Sweet column: Vets chief Duckworth mulling House rematch.

SHARE Sweet column: Vets chief Duckworth mulling House rematch.

WASHINGTON — Illinois Department of Veterans Affairs chief Tammy Duckworth told the Chicago Sun-Times she is considering a second run for Congress, torn this Memorial Day weekend over whether she can do more good for vets in her current post or in the House.

Duckworth, a wounded Iraq war vet, is weighing a rematch with Rep. Peter Roskam (R-Ill.) in the west suburban 6th District after a narrow loss to him in 2006.

“I am wrestling with it on a daily basis,” she said when we talked Sunday.

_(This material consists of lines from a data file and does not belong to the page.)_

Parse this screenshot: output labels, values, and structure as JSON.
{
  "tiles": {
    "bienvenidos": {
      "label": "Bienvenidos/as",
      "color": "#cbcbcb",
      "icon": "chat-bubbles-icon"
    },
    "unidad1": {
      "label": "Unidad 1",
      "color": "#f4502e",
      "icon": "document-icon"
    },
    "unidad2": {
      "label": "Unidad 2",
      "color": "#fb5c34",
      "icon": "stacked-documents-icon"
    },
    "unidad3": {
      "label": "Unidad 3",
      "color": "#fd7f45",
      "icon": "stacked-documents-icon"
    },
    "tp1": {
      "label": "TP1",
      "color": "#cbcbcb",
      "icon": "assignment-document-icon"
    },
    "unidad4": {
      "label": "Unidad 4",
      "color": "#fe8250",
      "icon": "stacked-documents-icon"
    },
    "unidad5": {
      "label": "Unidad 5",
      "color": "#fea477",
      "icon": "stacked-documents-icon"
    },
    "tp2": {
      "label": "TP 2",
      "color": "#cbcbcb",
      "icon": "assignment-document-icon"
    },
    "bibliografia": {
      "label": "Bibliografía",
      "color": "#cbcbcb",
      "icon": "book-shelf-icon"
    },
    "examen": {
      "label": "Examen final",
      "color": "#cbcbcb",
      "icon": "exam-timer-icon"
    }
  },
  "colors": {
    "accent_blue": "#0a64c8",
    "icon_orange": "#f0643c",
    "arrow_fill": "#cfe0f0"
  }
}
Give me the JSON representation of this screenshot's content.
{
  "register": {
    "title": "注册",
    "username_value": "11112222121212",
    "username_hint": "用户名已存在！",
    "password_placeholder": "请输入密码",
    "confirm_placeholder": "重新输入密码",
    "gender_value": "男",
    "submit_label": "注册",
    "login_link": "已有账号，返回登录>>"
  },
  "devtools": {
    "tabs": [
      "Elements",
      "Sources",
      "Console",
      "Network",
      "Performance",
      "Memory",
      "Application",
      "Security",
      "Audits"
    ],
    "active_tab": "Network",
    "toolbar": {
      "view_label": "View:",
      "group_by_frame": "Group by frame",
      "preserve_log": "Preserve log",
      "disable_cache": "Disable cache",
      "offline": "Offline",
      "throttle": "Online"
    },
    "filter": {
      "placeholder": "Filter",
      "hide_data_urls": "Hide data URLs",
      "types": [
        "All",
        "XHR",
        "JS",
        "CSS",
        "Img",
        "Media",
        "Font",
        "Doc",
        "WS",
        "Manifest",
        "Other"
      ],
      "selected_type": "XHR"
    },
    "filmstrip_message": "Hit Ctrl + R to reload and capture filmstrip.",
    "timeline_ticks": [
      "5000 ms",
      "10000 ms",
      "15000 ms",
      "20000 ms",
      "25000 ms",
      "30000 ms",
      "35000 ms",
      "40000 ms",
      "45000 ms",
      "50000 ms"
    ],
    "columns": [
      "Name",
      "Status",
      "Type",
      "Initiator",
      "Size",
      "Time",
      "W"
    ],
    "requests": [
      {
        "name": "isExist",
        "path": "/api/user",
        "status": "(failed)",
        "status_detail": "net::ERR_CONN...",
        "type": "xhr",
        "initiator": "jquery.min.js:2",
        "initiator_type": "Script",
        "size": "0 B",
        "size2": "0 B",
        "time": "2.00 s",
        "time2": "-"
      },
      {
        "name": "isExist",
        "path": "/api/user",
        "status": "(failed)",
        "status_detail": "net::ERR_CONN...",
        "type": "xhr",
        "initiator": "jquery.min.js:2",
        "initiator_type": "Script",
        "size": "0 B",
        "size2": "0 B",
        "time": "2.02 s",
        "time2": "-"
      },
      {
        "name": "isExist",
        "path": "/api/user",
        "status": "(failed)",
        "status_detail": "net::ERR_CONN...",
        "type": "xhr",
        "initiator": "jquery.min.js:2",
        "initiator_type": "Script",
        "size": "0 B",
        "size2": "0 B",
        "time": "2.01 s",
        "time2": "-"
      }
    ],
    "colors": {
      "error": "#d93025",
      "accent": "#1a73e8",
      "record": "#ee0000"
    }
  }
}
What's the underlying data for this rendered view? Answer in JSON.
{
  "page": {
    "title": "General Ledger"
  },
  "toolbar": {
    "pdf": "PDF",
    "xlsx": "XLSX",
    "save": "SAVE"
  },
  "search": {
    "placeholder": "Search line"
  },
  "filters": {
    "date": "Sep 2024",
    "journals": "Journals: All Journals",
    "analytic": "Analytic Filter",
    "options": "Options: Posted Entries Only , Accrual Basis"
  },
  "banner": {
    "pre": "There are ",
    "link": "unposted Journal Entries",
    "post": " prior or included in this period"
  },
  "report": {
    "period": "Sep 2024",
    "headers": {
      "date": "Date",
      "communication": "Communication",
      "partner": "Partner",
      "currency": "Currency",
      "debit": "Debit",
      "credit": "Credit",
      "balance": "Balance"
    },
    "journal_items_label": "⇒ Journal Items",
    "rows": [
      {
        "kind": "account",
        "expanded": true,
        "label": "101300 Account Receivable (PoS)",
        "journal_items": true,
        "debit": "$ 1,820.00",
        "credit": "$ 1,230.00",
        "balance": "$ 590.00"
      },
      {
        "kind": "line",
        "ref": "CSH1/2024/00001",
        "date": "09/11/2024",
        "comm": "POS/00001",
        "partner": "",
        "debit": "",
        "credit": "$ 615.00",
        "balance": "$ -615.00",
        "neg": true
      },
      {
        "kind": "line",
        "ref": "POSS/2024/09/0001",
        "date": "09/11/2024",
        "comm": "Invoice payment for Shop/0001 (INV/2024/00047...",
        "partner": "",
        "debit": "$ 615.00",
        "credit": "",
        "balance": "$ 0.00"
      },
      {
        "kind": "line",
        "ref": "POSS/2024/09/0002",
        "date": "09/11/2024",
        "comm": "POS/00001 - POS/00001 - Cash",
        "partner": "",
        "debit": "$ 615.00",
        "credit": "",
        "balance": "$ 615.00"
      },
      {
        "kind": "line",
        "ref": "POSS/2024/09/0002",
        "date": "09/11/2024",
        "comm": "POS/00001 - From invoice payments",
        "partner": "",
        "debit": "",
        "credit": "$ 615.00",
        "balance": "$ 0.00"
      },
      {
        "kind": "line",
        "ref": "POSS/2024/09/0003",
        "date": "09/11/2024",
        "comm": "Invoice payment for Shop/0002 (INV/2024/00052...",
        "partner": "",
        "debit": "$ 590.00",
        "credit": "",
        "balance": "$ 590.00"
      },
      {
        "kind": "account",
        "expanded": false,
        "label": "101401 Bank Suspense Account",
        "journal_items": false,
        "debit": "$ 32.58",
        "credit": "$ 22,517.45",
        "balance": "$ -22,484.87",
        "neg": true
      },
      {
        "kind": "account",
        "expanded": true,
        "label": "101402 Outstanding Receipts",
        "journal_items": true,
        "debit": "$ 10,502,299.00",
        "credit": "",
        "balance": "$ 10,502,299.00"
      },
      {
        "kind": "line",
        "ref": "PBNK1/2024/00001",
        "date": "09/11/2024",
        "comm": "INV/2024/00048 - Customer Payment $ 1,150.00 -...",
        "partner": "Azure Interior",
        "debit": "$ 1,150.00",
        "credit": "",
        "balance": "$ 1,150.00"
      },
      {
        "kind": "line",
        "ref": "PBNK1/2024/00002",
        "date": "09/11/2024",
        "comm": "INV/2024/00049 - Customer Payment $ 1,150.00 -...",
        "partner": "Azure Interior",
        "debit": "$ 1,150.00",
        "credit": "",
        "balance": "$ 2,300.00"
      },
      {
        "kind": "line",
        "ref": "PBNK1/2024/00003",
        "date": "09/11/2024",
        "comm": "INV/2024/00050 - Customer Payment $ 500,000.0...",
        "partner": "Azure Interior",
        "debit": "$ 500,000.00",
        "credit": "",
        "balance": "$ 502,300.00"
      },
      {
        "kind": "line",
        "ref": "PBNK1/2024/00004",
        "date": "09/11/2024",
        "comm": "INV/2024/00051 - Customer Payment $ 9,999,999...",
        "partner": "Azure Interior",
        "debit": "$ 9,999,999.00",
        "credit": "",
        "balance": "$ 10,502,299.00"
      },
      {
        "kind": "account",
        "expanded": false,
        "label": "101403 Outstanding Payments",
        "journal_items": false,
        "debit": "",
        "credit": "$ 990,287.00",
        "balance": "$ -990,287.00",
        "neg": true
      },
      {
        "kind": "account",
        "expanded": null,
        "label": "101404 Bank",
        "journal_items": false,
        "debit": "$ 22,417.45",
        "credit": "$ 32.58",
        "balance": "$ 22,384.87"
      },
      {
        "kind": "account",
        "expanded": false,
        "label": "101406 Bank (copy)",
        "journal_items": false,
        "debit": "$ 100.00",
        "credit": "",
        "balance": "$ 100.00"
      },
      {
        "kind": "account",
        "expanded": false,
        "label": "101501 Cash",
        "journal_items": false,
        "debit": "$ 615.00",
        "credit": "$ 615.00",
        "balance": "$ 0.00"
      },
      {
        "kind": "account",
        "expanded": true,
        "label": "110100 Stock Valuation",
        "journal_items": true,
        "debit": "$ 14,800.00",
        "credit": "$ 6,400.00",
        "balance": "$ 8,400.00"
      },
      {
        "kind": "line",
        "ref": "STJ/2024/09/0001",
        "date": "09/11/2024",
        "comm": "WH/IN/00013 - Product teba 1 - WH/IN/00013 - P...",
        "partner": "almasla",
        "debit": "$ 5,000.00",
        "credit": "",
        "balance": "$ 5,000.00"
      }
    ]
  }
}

Duckworth, who lost both legs and shattered an arm when her helicopter was shot down in Iraq, was tapped by Gov. Blagojevich to run the state veterans agency last November. A major in the Illinois National Guard, Duckworth is married to Brian Bowlsbey, also a major in the Guard, who will be deployed to Iraq in a few weeks. Duckworth told me she will not make a decision until her husband was “in country and settled in.”

She said she is uncertain about running again because as the top state veterans official, “I am actually making things happen.”

In six months, Duckworth has helped develop state programs giving tax credits to employers who hire vets who served in Iraq, Afghanistan or Desert Storm, more state grants to service organizations, and backing for below-market mortgages for veterans. She is also maintaining a high national profile — she was featured Sunday morning in a CNN piece about soldiers returning from Iraq with severe injuries.

Iraq will still be an issue in the 2008 contest, and Duckworth said she would have voted “no” on the war spending bill Congress passed last week.

The 6th District is heavily Republican, and Democrats in 2006 targeted the seat being vacated by Rep. Henry Hyde because it was open. Roskam beat Duckworth with 91,382 votes to 86,572 in a district with precincts in DuPage and Cook counties. Duckworth won the smaller Cook County portion in a race where turnout was depressed — perhaps because of voters’ disenchantment with the machinations leading to Todd Stroger running for Cook County Board president.

In 2008, Duckworth’s turnout could be boosted by powerful coattails: Sen. Dick Durbin, who first persuaded Duckworth to run, will be leading the state ballot, and White House hopeful Sen. Barack Obama will either be the presidential or vice presidential nominee or campaigning on behalf of the national ticket. In addition, Roskam would be running without the fund-raising juice of the House speaker, who in 2006 was Rep. J. Dennis Hastert (R-Ill.).

One of her advisers, Bill Brandt, who raised money for Duckworth, said the “real issue” is for Duckworth to determine the “best way to deal with this avalanche of injured soldiers from Iraq and Afghanistan.”